Robots operating in challenging environments, such as shop floors, must navigate complexities beyond standard conditions. These environments impose unique demands on robotic systems, requiring advanced sensors, robust communication, and adaptable designs to ensure effective operation. To address these challenges, a use case has been set up to enable hybrid navigation for AMRs. This system allows operators to choose between autonomous and manual drive modes, combining the efficiency of autonomous operations with human intervention when necessary. Using computer screens, operators can control the AMR. The cameras and sensors mounted on the AMR provide operators with full visibility of the vehicle on their screens. After being temporarily controlled by the operator, the AMR can resume autonomous route management as usual.

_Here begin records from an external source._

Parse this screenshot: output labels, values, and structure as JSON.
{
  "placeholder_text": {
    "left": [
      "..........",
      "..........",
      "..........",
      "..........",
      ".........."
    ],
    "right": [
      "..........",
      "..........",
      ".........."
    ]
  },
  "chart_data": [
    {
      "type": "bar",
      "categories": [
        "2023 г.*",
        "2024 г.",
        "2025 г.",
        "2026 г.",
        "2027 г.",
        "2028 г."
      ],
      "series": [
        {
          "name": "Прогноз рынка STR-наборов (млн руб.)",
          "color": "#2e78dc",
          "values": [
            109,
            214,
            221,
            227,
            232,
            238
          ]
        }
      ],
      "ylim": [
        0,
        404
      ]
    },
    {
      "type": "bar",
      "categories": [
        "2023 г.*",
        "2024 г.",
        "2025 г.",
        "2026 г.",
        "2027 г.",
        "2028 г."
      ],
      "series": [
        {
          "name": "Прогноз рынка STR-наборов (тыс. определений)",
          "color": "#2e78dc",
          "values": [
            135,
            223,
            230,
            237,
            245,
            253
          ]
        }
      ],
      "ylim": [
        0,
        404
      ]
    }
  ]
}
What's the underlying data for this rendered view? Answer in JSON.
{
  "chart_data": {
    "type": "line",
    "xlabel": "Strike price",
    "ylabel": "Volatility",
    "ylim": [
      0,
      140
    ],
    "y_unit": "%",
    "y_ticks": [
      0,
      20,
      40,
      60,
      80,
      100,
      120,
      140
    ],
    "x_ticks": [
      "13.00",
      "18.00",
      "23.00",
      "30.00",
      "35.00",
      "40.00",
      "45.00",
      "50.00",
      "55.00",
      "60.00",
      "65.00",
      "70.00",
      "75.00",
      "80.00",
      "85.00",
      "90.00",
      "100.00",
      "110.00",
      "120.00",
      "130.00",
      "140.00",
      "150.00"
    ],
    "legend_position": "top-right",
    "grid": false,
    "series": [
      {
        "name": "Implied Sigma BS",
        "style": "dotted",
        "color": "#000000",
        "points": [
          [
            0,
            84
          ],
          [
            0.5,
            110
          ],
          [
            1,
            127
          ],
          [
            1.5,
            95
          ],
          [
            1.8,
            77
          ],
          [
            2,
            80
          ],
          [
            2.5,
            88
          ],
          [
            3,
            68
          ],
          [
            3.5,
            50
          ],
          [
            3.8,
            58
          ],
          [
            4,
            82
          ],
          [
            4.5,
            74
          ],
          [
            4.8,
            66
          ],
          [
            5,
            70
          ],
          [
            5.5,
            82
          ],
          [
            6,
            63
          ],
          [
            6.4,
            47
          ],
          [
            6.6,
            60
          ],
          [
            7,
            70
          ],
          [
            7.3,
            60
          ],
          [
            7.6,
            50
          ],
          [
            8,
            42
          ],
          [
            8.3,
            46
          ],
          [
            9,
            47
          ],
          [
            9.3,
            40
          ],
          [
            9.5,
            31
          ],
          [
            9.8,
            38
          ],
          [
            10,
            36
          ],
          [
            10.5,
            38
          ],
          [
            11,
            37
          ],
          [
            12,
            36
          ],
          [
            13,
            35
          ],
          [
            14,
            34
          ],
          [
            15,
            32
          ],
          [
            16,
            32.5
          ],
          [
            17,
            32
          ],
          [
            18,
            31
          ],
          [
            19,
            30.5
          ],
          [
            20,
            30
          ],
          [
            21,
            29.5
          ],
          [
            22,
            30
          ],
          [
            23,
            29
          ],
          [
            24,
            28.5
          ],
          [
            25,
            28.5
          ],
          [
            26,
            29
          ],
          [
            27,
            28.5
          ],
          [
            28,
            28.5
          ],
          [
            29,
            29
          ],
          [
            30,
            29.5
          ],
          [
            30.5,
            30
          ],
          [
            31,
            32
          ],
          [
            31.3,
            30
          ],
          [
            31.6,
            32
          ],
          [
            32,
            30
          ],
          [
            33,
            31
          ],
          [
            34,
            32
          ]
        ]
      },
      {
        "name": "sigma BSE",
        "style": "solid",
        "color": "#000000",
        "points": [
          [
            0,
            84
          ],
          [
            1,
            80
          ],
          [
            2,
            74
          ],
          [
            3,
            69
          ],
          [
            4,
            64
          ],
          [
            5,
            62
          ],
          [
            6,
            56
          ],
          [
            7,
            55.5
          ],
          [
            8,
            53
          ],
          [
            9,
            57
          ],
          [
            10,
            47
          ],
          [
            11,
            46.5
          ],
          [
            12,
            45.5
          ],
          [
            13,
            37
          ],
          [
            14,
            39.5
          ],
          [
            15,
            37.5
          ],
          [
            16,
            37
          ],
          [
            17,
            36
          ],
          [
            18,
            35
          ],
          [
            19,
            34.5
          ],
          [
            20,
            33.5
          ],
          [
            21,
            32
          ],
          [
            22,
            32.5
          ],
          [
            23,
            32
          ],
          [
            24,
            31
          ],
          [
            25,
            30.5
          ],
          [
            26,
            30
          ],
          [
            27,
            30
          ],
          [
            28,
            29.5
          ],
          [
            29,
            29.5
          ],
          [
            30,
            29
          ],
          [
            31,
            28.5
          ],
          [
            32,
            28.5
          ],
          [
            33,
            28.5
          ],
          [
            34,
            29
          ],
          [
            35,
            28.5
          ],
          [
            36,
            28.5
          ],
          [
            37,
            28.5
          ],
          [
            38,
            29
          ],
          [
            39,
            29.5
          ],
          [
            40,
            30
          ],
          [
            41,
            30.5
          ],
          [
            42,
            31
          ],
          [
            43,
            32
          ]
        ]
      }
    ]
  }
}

The robot use case, installed exclusively at the Berlin Testbed in Siemensstadt Square, enables the remote manual navigation of AMRs via a centralised edge server at Deutsche Telekom’s Testbed. This system is accessible through web browsers, such as Chrome, on various devices like smartphones, tablets, controllers, and computers within the campus network.
The robot utilised in this use case is the “Husky” from ClearPath Robotics. It is equipped with multiple sensors for autonomous navigation and teleoperation purposes. These sensors include:
- IMU Sensor: Measures acceleration and pose;
- 3D Ouster Lidar Sensor: Provides environmental perception;
- Four Intel Depth Cameras: Used as standard RGB cameras to give operators visual feedback.
The robot is also equipped with a 5G modem to enable communication with its edge server via a local 5G Standalone Network.
An experimental control centre, consisting of multiple displays and an Intel NUC computer, has been set up to interact with the use case and monitor the robot’s movement. To enable autonomous driving, an operator must first create a map of the robot’s surroundings. The robot uses this map for localisation and navigation. Once the setup is complete, the system supports both autonomous and manual control modes.
Through the user interface (UI), users can view a live video feed from the robot’s camera and issue real-time drive commands. In manual mode, users send velocity commands to adjust the robot’s linear speed (forward/backward) and angular velocity (rotation). In autonomous mode, users select a Point of Interest (POI) as a destination, and the robot autonomously navigates to the target. During autonomous navigation, the AMR avoids obstacles and dynamically adjusts its path by sending sensor data to the server, which processes the information and updates the navigation route accordingly.